ギュスターブ・カイユボットはフランス人画家。これはパリにあった彼の部屋のバルコニーからの風景を描いた絵で1880年の作品です。ただ、実際に描かれているのはバルコニーそのもので、画面はほとんど鋳鉄製の飾り格子で埋め尽くされています。むこうにかすかに見えるのはオスマン通りの広告や通行人でしょう。
カイユボットは濃い色で手すりを描いて、絵の主題であることを強調しています。街の景色をあえてパステルで描いているので、バルコニーがよりくっきりと浮かび上がります。この大胆な構図は日本の版画の影響を受けていると思われます。

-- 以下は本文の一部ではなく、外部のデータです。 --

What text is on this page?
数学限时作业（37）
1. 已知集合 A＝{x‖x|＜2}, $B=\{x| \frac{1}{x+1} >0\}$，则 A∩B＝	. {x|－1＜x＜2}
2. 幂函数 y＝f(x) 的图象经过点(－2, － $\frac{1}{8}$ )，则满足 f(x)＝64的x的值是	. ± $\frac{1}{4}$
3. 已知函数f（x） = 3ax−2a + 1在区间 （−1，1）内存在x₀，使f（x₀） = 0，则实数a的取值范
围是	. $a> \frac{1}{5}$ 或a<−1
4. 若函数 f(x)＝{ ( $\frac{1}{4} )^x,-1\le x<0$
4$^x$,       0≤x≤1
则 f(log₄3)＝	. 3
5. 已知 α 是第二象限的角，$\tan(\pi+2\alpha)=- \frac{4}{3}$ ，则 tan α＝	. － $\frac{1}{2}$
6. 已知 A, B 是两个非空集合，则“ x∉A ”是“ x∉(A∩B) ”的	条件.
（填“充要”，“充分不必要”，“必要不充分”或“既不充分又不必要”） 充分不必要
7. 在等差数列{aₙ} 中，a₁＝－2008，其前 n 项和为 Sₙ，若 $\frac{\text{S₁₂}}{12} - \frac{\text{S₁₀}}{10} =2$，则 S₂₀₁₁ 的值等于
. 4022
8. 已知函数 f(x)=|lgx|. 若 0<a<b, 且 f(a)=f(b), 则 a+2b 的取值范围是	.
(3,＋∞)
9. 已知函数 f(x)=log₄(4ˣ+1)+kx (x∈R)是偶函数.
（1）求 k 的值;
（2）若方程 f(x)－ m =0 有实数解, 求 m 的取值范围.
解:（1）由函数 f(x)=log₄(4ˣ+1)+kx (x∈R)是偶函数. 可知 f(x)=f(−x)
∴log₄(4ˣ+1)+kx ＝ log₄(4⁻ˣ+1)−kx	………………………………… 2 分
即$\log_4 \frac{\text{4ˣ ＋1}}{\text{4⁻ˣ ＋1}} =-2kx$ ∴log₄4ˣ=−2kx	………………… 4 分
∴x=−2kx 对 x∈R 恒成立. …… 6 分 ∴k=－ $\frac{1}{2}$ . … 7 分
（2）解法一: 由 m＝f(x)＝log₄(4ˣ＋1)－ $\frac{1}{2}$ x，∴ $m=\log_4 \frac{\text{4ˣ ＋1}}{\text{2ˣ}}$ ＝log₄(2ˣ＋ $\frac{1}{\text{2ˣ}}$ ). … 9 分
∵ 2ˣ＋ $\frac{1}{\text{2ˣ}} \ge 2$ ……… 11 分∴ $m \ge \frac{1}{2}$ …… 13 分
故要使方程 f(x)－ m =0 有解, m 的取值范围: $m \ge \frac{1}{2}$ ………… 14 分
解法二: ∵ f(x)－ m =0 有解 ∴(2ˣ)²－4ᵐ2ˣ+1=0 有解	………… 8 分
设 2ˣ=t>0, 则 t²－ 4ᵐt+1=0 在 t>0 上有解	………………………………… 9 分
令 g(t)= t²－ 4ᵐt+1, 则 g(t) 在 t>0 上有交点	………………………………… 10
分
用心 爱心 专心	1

日本の版画の画面の切り取り方、高い視点、強い色調はモダンな芸術を模索する当時の芸術家達にとっては大きなヒントだったのです。
ファン・ゴッホも彼の作品には興味津々でした。展覧会の通知を受け取ったゴッホは弟のテオにこう書き送っています。「きっとカイユボットも何か出すだろう。僕は彼の作品をまだ見たことがないから、どんな感じか教えて欲しいんだ。」
今日の作品はゴッホ美術館の所蔵です。
P.S. ギュスターブ・カイユボットと訪ねるパリ。真冬のパリ、雨のパリ、そして大都会のバルコニーから見下ろすパリ・・・!